Gli
Alghazanth sono come un vecchio amico che, di tanto in tanto, passa a trovarti: vi sedete con lui, magari di fronte allo scoppiettare di un camino, sorseggiate una buona bevanda e ricordate i bei tempi andati.
Il melodic black metal dei finnici è esattamente questo.
Lo ascoltiamo, ed immediatamente veniamo proiettati nella prima metà degli anni 90 quando un manipolo di giovani ragazzi stava creando la storia dell'estremo, stava creando, cioè, il black metal.
Gli
Alghazanth sono indissolubilmente legati a quel periodo storico.
La loro musica, un po'
Naglfar del periodo
"Vittra", un po'
Satyricon di
"Dark Medieval Times" è un tributo a quell'epoca.

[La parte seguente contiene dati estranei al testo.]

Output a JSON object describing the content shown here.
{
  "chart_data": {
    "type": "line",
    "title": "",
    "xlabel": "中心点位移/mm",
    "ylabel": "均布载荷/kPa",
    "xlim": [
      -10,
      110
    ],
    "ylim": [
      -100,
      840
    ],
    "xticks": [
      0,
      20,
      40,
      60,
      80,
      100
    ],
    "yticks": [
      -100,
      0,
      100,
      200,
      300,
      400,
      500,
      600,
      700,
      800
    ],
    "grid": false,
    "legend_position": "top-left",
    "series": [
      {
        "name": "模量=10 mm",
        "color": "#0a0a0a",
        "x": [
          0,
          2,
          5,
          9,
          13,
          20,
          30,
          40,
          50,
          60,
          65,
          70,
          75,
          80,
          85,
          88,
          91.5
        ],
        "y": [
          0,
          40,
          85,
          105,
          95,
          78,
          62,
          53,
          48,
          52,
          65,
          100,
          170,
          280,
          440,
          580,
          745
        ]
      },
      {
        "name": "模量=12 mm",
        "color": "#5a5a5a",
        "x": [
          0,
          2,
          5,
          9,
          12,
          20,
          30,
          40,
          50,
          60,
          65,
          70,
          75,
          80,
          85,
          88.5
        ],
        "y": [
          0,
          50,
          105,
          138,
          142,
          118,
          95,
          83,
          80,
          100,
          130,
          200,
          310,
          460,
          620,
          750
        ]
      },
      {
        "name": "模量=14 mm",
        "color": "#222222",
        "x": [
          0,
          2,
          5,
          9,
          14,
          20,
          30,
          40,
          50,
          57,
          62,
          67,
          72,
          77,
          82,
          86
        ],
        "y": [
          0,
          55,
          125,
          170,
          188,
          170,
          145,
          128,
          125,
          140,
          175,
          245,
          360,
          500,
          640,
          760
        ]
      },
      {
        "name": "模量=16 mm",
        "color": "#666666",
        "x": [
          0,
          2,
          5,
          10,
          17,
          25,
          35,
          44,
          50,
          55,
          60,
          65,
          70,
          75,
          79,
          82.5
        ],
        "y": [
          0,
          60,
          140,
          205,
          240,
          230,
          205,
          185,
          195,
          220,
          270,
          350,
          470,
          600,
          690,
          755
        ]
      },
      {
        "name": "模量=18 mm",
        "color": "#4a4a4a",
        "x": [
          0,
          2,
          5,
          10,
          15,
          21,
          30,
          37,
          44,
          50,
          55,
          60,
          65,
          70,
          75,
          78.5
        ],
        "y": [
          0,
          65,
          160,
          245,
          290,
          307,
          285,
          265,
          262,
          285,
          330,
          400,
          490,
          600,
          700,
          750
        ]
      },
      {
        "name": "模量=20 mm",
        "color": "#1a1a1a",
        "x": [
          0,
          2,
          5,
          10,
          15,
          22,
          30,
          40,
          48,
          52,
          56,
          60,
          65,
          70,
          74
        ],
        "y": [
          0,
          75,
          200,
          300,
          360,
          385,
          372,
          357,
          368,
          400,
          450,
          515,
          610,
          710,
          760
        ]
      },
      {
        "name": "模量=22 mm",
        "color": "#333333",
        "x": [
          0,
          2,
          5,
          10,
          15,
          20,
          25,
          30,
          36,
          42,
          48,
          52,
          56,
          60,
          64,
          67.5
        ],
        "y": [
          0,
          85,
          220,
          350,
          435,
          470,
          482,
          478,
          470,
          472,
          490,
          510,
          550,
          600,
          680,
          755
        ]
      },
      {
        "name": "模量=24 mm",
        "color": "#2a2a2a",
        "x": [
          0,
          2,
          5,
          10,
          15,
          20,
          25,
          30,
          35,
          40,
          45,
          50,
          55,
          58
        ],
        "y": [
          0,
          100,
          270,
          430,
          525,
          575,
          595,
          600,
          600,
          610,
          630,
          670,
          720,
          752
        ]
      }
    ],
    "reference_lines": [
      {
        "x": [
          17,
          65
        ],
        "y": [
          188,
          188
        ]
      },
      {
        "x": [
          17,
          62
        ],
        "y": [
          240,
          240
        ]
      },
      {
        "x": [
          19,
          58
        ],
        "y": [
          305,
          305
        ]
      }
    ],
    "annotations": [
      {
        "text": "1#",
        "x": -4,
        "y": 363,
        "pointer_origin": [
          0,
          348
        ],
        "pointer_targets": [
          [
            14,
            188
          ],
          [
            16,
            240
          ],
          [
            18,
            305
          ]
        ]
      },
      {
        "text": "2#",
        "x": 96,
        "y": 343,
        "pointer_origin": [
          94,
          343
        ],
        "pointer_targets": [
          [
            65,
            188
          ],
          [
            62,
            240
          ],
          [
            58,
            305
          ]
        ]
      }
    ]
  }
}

Un tributo, attenzione, di grandissimo valore.
"The Three-Faced Pilgrim", settimo album del gruppo, è poesia pura. Epico, sognante, freddo, sinfonico.

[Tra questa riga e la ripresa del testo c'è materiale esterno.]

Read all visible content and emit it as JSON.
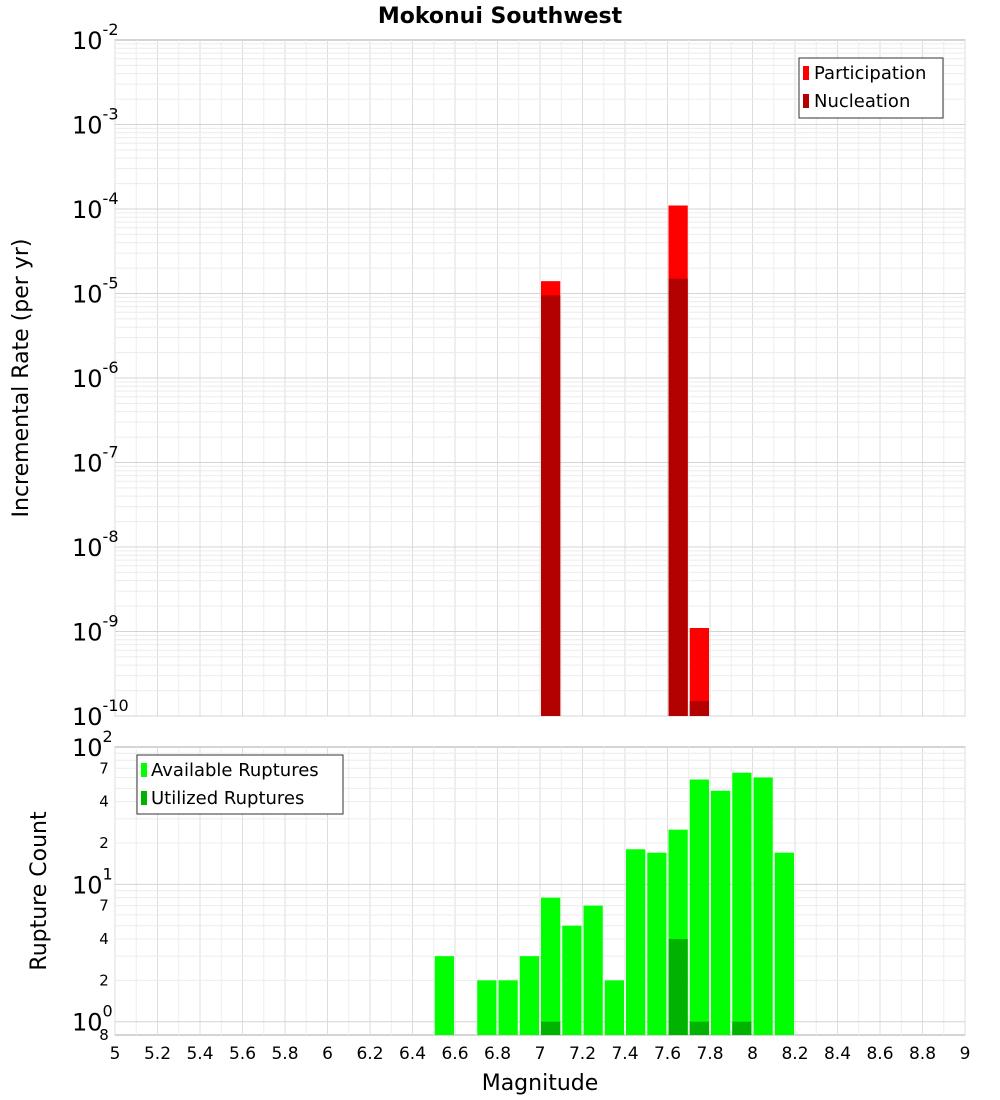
{
  "chart_data": {
    "title": "Mokonui Southwest",
    "xlabel": "Magnitude",
    "x_ticks": [
      "5",
      "5.2",
      "5.4",
      "5.6",
      "5.8",
      "6",
      "6.2",
      "6.4",
      "6.6",
      "6.8",
      "7",
      "7.2",
      "7.4",
      "7.6",
      "7.8",
      "8",
      "8.2",
      "8.4",
      "8.6",
      "8.8",
      "9"
    ],
    "xlim": [
      5,
      9
    ],
    "bin_width": 0.1,
    "panels": [
      {
        "type": "bar",
        "ylabel": "Incremental Rate (per yr)",
        "yscale": "log",
        "ylim": [
          1e-10,
          0.01
        ],
        "y_ticks": [
          {
            "base": "10",
            "exp": "-10"
          },
          {
            "base": "10",
            "exp": "-9"
          },
          {
            "base": "10",
            "exp": "-8"
          },
          {
            "base": "10",
            "exp": "-7"
          },
          {
            "base": "10",
            "exp": "-6"
          },
          {
            "base": "10",
            "exp": "-5"
          },
          {
            "base": "10",
            "exp": "-4"
          },
          {
            "base": "10",
            "exp": "-3"
          },
          {
            "base": "10",
            "exp": "-2"
          }
        ],
        "grid": true,
        "legend_position": "top-right",
        "series": [
          {
            "name": "Participation",
            "color": "#ff0000",
            "x": [
              7.05,
              7.65,
              7.75
            ],
            "values": [
              1.4e-05,
              0.00011,
              1.1e-09
            ]
          },
          {
            "name": "Nucleation",
            "color": "#b30000",
            "x": [
              7.05,
              7.65,
              7.75
            ],
            "values": [
              9.5e-06,
              1.5e-05,
              1.5e-10
            ]
          }
        ]
      },
      {
        "type": "bar",
        "ylabel": "Rupture Count",
        "yscale": "log",
        "ylim": [
          0.8,
          100
        ],
        "y_major_ticks": [
          {
            "base": "10",
            "exp": "0"
          },
          {
            "base": "10",
            "exp": "1"
          },
          {
            "base": "10",
            "exp": "2"
          }
        ],
        "y_minor_labels": [
          "8",
          "2",
          "4",
          "7",
          "2",
          "4",
          "7"
        ],
        "grid": true,
        "legend_position": "top-left",
        "series": [
          {
            "name": "Available Ruptures",
            "color": "#00ff00",
            "x": [
              6.55,
              6.75,
              6.85,
              6.95,
              7.05,
              7.15,
              7.25,
              7.35,
              7.45,
              7.55,
              7.65,
              7.75,
              7.85,
              7.95,
              8.05,
              8.15
            ],
            "values": [
              3,
              2,
              2,
              3,
              8,
              5,
              7,
              2,
              18,
              17,
              25,
              58,
              48,
              65,
              60,
              17
            ]
          },
          {
            "name": "Utilized Ruptures",
            "color": "#00b300",
            "x": [
              7.05,
              7.65,
              7.75,
              7.95
            ],
            "values": [
              1,
              4,
              1,
              1
            ]
          }
        ]
      }
    ]
  }
}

Ti conquista e ti ammalia grazie allo squisito gusto melodico che, da sempre, contraddistingue il gruppo di Jyväskylä e alle sue atmosfere così "soffici" e così dure al tempo stesso.
Interpreti come gli
Alghazanth diventano sempre più rari nell'odierno panorama estremo, soffocato da uscite inutili e, soprattutto, finte di fronte alle quali la musica dei finnici si erge, invece, vera e passionale proprio come dovrebbe essere il
VERO black metal.
Chi conosce il gruppo non potrà non amare questo disco, reso speciale, tra le altre cose, da un artwork bellissimo e da brani uno più evocativo e avvolgente dell'altro, chi non lo conosce, invece, dovrebbe scoprire questo piccolo gioiello sepolto sotto i ghiacci finlandesi che risponde al nome di
Alghazanth.
A mio modesto parere imprescindibili.